Думаю, именно с этих слов я начну траурную речь на ее похоронах. Пусть нам понадобилось немало времени, чтобы воссоединиться, но, когда это произошло, наши отношения развивались так бурно и так трогательно, что Фергал и дети попросили меня сказать пару слов от имени всей семьи. Она любила нас, скажет ее дочь, но ты была особенной, и я поднялась бы к алтарю и начала свою речь. Дочь, потерянная, казалось бы, навсегда, но вновь обретенная и любимая. Когда моя мама рассказывала историю, ее было слышно во всей комнате и все смеялись от удовольствия, доставали платочки из сумочек и вытирали глаза, потому что – да, это чистой воды правда, ее дочь Аллегра попала не в бровь, а в глаз, – все мы знаем, какой была наша Карменсита, и мы любили ее за это, но осознали это только благодаря ее старшей дочери.
Но она жива, и она здесь. Она включает воду, осторожно поливает мои волосы и спрашивает, не горячо ли мне. Я не сразу чувствую воду – такие у меня густые волосы, и, будто прочитав мои мысли, она говорит:
– Надо же, столько прекрасных волос, нам понадобится мойка побольше.
– Волосы как у Шарлотты, – говорит красавица блондинка, и голос у нее совсем не похож на внешность. Он глубокий и сиплый.
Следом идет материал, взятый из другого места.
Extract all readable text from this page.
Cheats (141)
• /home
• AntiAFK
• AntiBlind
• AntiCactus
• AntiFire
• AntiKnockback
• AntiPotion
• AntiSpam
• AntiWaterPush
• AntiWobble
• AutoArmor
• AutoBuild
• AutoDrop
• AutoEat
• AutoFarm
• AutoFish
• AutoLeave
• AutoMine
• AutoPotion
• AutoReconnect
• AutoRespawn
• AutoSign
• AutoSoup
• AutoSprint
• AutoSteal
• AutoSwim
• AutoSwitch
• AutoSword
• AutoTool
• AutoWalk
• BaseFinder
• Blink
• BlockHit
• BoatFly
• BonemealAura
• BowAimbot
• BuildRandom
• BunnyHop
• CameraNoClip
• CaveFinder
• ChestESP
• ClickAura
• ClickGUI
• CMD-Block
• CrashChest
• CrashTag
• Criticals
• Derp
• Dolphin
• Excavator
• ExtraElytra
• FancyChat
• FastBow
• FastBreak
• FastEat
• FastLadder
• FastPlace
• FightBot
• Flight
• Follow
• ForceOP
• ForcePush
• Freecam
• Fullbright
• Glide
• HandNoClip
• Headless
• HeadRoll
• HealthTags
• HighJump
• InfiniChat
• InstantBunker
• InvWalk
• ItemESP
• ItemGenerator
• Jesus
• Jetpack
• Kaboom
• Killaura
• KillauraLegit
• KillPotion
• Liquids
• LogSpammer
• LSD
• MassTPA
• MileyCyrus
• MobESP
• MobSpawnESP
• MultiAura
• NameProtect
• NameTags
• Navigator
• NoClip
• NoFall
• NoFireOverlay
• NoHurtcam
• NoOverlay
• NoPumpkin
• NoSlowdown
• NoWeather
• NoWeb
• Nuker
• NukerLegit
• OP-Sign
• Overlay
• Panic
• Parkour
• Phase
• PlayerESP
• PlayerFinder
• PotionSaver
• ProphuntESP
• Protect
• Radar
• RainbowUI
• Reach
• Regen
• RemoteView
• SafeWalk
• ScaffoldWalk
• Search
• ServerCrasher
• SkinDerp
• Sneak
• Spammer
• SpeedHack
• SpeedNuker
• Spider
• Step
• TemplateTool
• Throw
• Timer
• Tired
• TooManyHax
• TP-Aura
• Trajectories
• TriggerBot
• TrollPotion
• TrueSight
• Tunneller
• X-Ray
– Точно, точно, как у Шарлотты, это моя дочь, – говорит моя мама. И мое сердце колотится и чуть не разрывается на части, потому что я ее дочь, но она не знает об этом, а мне так хочется, чтобы она гордилась моими волосами, как гордится своей Шарлоттой. Я представляю, как мы сидим в компании ее друзей, рассказываем о том, как мы встретились, шутим над треволнениями из-за парковочного штрафа и все смеются, будто мы дамы в викторианской гостиной и приятнейшим образом проводим время за чашечкой чая. А моя мама сказала бы: «Стоило мне увидеть ее волосы, дотронуться до них, почувствовать их, как я сразу поняла, что она моя кровинушка». И все дамы ахнули бы и прижали бы кончики своих платочков с вышитой монограммой к увлажнившимся глазам и стали бы обмахивать лица веерами, прежде чем угоститься сандвичем с огурцом и крабовыми палочками с нижнего этажа чайного подноса.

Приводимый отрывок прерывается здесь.